We made promises to stay in frequent contact, which we would do over the years, until death began to thin our ranks. There were no mixed emotions, however, as we took our leave of Vietnam, and no desire to renew the acquaintance in the future.

As it turned out, I would return to Vietnam. I’ve been back many times since the end of the war. It’s a beautiful country, and the Vietnamese are welcoming hosts. Most of my visits have been for official business: accounting for American POW/MIAs, helping to facilitate the normalization of relations between our countries, and promoting a future relationship that will serve both countries’ interests.

I’ve made friendships with people who were once my enemies. I’ve become fond of a place I once detested. I am pleased that America and Vietnam have made so much progress in building a productive, mutually beneficial relationship in the wreckage of a war that was a tragedy for both our peoples.

Today, old grievances are being replaced by new hopes. Increasing numbers of Americans visit Vietnam every year—including three U.S. presidents while in office—drawn to the country’s spectacular natural beauty and friendly people. Bilateral trade is more than 80 times greater than it was in 1994, when the U.S. lifted its trade embargo. This has benefited the people of both countries and enabled millions of Vietnamese to lift themselves out of poverty.

Similarly, the two countries’ defense relationship has evolved to an extent that was simply unimaginable even a decade ago. Our militaries exercise together, and Cam Ranh Bay is again a port of call for the U.S. Navy. Indeed, the USS John McCain, a Navy destroyer named after my father and grandfather, recently made a port visit into Danang, which shows that if you live long enough, anything is possible.

And yet, when it comes to the values that Americans hold dear—freedom, human rights and the rule of law—our highest hopes for Vietnam still remain largely just hopes.
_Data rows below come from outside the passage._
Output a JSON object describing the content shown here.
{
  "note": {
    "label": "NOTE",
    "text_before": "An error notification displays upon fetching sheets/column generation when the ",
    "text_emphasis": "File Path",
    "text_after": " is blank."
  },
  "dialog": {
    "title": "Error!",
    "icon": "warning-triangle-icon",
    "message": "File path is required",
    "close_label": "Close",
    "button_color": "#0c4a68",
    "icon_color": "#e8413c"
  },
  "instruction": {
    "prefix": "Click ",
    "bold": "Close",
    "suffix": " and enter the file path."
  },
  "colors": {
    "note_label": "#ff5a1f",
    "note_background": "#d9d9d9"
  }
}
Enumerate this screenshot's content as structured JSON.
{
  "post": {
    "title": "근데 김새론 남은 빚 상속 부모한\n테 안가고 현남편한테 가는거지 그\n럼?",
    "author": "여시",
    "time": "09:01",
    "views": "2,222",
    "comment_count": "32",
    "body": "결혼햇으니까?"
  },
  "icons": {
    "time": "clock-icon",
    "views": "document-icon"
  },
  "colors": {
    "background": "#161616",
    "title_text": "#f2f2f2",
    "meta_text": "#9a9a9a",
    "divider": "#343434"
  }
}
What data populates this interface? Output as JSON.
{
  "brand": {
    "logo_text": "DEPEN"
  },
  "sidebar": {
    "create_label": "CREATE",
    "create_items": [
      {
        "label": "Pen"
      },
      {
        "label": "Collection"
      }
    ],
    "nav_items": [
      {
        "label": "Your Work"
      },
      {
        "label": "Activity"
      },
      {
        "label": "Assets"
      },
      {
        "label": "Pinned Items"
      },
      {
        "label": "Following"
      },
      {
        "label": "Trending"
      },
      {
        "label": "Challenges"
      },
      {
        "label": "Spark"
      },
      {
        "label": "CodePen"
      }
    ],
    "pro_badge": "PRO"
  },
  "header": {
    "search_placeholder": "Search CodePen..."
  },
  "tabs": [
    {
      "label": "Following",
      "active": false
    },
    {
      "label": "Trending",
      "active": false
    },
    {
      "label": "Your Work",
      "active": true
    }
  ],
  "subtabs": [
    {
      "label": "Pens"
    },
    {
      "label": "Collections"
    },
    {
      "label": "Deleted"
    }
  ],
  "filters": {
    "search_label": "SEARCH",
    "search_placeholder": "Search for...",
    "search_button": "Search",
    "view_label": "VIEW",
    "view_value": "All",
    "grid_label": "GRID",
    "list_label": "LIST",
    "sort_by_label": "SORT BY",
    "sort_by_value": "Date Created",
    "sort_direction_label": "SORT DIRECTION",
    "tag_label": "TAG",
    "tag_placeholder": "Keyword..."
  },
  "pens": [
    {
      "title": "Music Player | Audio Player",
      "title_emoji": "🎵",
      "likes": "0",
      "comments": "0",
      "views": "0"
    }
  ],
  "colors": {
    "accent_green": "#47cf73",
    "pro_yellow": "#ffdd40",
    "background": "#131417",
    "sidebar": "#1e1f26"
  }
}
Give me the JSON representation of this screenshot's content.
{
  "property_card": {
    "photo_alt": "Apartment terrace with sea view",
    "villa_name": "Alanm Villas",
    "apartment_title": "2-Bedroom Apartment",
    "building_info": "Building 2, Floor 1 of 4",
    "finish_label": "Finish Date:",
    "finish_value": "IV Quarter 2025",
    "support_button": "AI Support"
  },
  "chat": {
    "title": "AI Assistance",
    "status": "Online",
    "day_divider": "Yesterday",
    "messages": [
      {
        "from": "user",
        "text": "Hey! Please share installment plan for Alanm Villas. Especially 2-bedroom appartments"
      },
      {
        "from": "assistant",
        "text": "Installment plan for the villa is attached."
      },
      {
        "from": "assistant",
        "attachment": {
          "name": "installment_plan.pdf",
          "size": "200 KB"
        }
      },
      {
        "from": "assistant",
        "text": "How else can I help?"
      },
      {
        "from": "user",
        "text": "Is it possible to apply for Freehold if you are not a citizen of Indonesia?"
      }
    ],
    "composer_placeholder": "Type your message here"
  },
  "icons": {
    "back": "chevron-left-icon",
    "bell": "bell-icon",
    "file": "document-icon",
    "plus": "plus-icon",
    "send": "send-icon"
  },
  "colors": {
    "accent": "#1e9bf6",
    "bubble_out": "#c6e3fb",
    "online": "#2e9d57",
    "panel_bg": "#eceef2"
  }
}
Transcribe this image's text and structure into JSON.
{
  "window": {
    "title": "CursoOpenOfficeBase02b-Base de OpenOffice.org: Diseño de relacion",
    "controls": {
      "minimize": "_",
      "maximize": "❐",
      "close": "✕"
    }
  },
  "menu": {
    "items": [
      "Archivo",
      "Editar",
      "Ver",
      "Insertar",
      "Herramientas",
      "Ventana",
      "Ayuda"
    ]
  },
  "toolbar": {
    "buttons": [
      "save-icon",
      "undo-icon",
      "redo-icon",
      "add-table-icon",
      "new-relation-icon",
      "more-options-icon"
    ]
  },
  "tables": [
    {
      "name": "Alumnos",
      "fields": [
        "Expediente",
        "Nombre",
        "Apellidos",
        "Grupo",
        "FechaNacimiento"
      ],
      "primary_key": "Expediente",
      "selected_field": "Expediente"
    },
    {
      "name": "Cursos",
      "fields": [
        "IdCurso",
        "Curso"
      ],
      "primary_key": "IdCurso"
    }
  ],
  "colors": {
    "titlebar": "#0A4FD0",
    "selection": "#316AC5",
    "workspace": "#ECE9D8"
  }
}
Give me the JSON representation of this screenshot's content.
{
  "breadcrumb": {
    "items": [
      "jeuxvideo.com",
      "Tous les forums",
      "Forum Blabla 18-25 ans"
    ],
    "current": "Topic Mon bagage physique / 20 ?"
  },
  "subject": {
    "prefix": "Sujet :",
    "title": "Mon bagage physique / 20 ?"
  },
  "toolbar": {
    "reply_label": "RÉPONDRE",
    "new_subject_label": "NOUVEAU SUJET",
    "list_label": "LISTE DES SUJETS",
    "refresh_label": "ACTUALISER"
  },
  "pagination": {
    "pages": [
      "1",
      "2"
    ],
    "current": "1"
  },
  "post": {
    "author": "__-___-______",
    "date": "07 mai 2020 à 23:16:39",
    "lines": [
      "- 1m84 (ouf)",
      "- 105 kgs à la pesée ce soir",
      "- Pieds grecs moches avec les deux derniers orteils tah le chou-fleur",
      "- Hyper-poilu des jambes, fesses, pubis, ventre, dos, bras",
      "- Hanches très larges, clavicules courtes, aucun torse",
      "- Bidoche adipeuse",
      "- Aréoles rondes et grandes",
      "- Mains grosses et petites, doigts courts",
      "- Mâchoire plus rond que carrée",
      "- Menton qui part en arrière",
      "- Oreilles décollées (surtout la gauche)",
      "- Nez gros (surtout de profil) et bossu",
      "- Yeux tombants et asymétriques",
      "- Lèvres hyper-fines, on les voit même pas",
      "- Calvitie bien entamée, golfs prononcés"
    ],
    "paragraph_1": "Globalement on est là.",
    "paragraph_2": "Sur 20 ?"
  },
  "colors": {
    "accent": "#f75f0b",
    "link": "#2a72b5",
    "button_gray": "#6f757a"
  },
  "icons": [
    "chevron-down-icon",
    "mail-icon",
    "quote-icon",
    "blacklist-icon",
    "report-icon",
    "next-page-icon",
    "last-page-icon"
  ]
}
The government in Hanoi still imprisons and mistreats peaceful dissidents, journalists, bloggers, and ethnic and religious minorities for political reasons.

It still maintains sweeping laws, such as Article 88, that give the state nearly unlimited power over its citizens. The government still hasn’t taken modest actions that could put Vietnam squarely on the right side of internationally recognized human rights, such as ratifying and implementing the Convention Against Torture.

In a positive recent step, the Vietnamese government has begun a dialogue with Amnesty International and suggested that Vietnam may finally reform its constitution to better protect civil and political rights for it citizens. I sincerely hope so—for while great relationships can be built on the basis of common interests, as the U.S.-Vietnam one is now, the best and most enduring partnerships always rest on a foundation of shared values. In this challenge, as in every other challenge that the two countries have overcome together, I intend to remain Vietnam’s dedicated friend.

Our countries had a difficult and heartbreaking past. But they didn’t bind themselves to that past, and they are now traveling the road from reconciliation to true friendship. This promising prospect is among the biggest and most satisfying surprises of my life, one that I expect will astonish me more in the years ahead.